Le visage de certains secteurs de Gerland a profondément changé ces derniers mois. Autour de la Cité Jardin et de Debourg, les scènes de consommation de drogues dans l’espace public se sont multipliées, notamment dans les squares et les espaces verts. Une situation qui nourrit un sentiment d’abandon chez certains riverains, certains allant jusqu’à surnommer le secteur « Zombie Land » ou « Walking Dead ».

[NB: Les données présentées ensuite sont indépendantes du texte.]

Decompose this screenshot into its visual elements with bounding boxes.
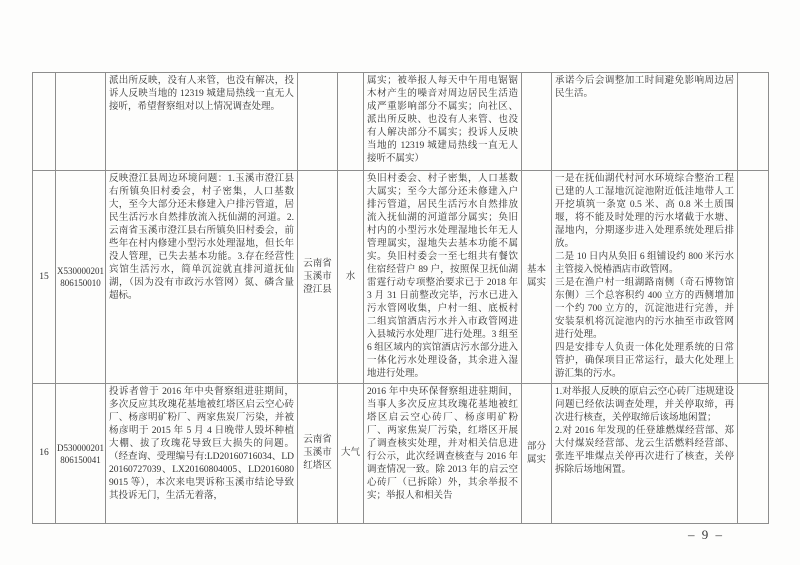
table-row-continuation: 派出所反映，没有人来管，也没有解决，投诉人反映当地的 12319 城建局热线一直… — [33, 73, 769, 171]
status-cell: 部分属实 — [522, 384, 552, 524]
measures-cell: 承诺今后会调整加工时间避免影响周边居民生活。 — [552, 73, 738, 171]
category-cell: 大气 — [338, 384, 364, 524]
region-cell: 云南省玉溪市澄江县 — [298, 171, 338, 384]
remark-cell — [738, 384, 769, 524]
page-number: – 9 – — [688, 527, 724, 543]
row-no-cell: 16 — [33, 384, 56, 524]
status-cell: 基本属实 — [522, 171, 552, 384]
verification-cell: 奂旧村委会、村子密集，人口基数大属实；至今大部分还未修建入户排污管道，居民生活污… — [364, 171, 522, 384]
document-page: 派出所反映，没有人来管，也没有解决，投诉人反映当地的 12319 城建局热线一直… — [0, 0, 800, 565]
remark-cell — [738, 171, 769, 384]
measures-cell: 1.对举报人反映的原启云空心砖厂违规建设问题已经依法调查处理，并关停取缔，再次进… — [552, 384, 738, 524]
table-row-15: 15 X530000201806150010 反映澄江县周边环境问题：1.玉溪市… — [33, 171, 769, 384]
measures-cell: 一是在抚仙湖代村河水环境综合整治工程已建的人工湿地沉淀池附近低洼地带人工开挖填筑… — [552, 171, 738, 384]
region-cell — [298, 73, 338, 171]
remark-cell — [738, 73, 769, 171]
case-no-cell — [56, 73, 106, 171]
complaint-cell: 派出所反映，没有人来管，也没有解决，投诉人反映当地的 12319 城建局热线一直… — [106, 73, 298, 171]
complaint-cell: 反映澄江县周边环境问题：1.玉溪市澄江县右所镇奂旧村委会，村子密集，人口基数大，… — [106, 171, 298, 384]
case-no-cell: D530000201806150041 — [56, 384, 106, 524]
region-cell: 云南省玉溪市红塔区 — [298, 384, 338, 524]
complaint-cell: 投诉者曾于 2016 年中央督察组进驻期间，多次反应其玫瑰花基地被红塔区启云空心… — [106, 384, 298, 524]
verification-cell: 属实；被举报人每天中午用电锯锯木材产生的噪音对周边居民生活造成严重影响部分不属实… — [364, 73, 522, 171]
table-row-16: 16 D530000201806150041 投诉者曾于 2016 年中央督察组… — [33, 384, 769, 524]
category-cell: 水 — [338, 171, 364, 384]
complaints-table: 派出所反映，没有人来管，也没有解决，投诉人反映当地的 12319 城建局热线一直… — [32, 72, 769, 524]
verification-cell: 2016 年中央环保督察组进驻期间，当事人多次反应其玫瑰花基地被红塔区启云空心砖… — [364, 384, 522, 524]
row-no-cell — [33, 73, 56, 171]
case-no-cell: X530000201806150010 — [56, 171, 106, 384]
status-cell — [522, 73, 552, 171]
row-no-cell: 15 — [33, 171, 56, 384]
category-cell — [338, 73, 364, 171]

Derrière ces images particulièrement frappantes se cache surtout une problématique devenue à la fois sécuritaire, sociale et sanitaire. Les services de police et les élus alertent notamment sur la progression du crack, une drogue particulièrement addictive dont la consommation semble désormais beaucoup plus visible dans le quartier.
La première dose offerte pour attirer de nouveaux consommateurs
Les réseaux de trafic auraient développé des méthodes particulièrement agressives pour recruter de nouveaux clients. Parmi elles, la distribution gratuite d’une première dose de crack, destinée à faire découvrir le produit avant d'installer progressivement une consommation régulière. Le phénomène inquiète d’autant plus les autorités que des consommateurs très jeunes pourraient être ciblés, parfois dès l’adolescence. Une stratégie commerciale qui transforme le trafic en véritable mécanisme de recrutement et complique encore davantage le travail de prévention et de prise en charge des addictions.

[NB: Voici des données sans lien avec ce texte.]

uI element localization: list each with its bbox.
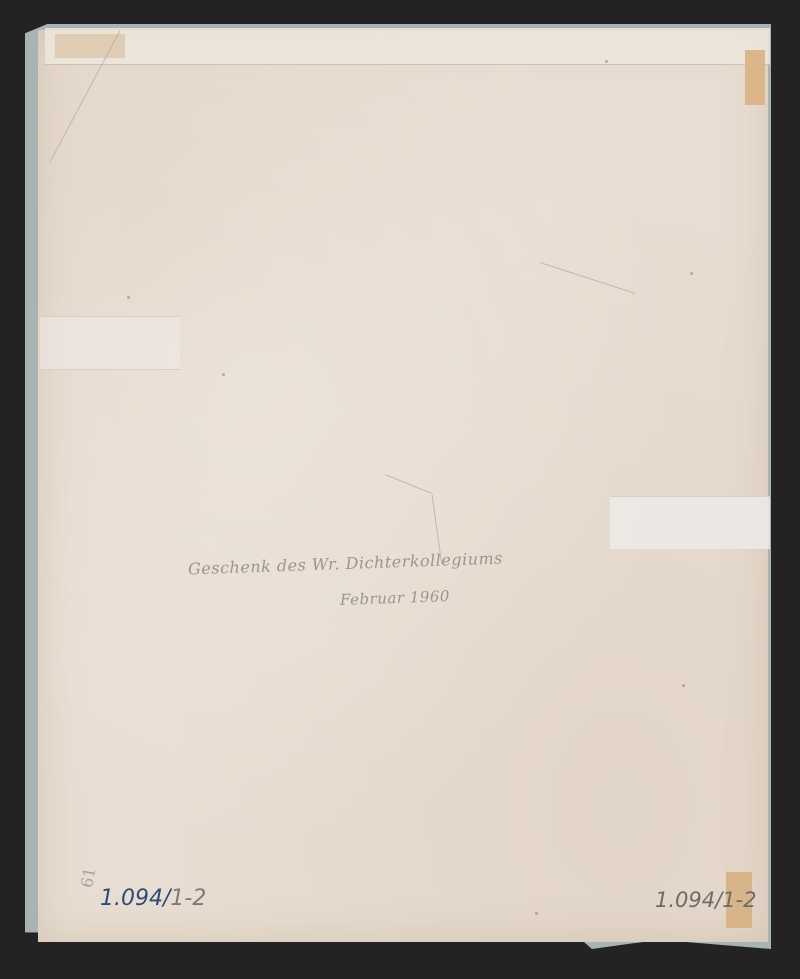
foxing-spot	[127, 296, 130, 299]
foxing-spot	[535, 912, 538, 915]
inventory-number-ink: 1.094/	[100, 886, 170, 911]
foxing-spot	[222, 373, 225, 376]
tape-stain-top-right	[745, 50, 765, 105]
paper-sheet	[38, 30, 768, 942]
tape-strip-right	[610, 496, 770, 549]
tape-strip-left	[40, 316, 180, 370]
inventory-number-pencil: 1-2	[170, 886, 206, 911]
inventory-number-right: 1.094/1-2	[655, 888, 757, 912]
inventory-number-left: 1.094/1-2	[100, 886, 206, 911]
tape-strip-top	[45, 28, 770, 65]
foxing-spot	[690, 272, 693, 275]
pencil-mark: 61	[77, 866, 99, 889]
foxing-spot	[682, 684, 685, 687]
foxing-spot	[605, 60, 608, 63]
inscription-line-2: Februar 1960	[340, 587, 451, 609]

Cette nouvelle situation pourrait aussi être liée à un déplacement d’une partie des réseaux et des consommateurs depuis d’autres secteurs de la métropole. Après plusieurs opérations ayant fragilisé des points de deal à Vénissieux, Villeurbanne ou Vaulx-en-Velin, Gerland serait devenu l’un des nouveaux territoires de report.
La police tente de reprendre le terrain
Face à la montée des tensions, les opérations de sécurisation se multiplient dans le quartier. Une vaste intervention menée dans le cadre du dispositif « Ville sécurité renforcée » a récemment mobilisé plus de 250 policiers, CRS, agents municipaux et douaniers. Cette opération a notamment permis plusieurs interpellations ainsi que la saisie de centaines de grammes de stupéfiants et de près de 1 000 euros en liquide. Des actions qui visent autant les points de deal que les lieux où se concentrent les consommateurs.
La réponse passe aussi par l’aménagement urbain. À la Cité Jardin, la destruction de certains box et garages doit notamment permettre de supprimer des espaces susceptibles d’être utilisés pour stocker ou dissimuler des produits. La municipalité demande par ailleurs à l’État la création d’une brigade de sécurisation de terrain spécifiquement dédiée à Gerland.
Une « salle de shoot » au cœur du débat
Sur le volet sanitaire, Grégory Doucet défend l’ouverture d’une Halte Soins Addictions, communément appelée « salle de shoot ». L’objectif serait notamment de proposer un lieu médicalisé pour accompagner les personnes dépendantes et limiter les consommations dans l’espace public.
Mais le projet se heurte actuellement à un obstacle juridique : Lyon ne fait pas partie des villes autorisées à expérimenter ce dispositif, contrairement à Paris et Strasbourg. Le maire demande donc une évolution de la législation afin de permettre à d’autres métropoles de mettre en place ce type de structure.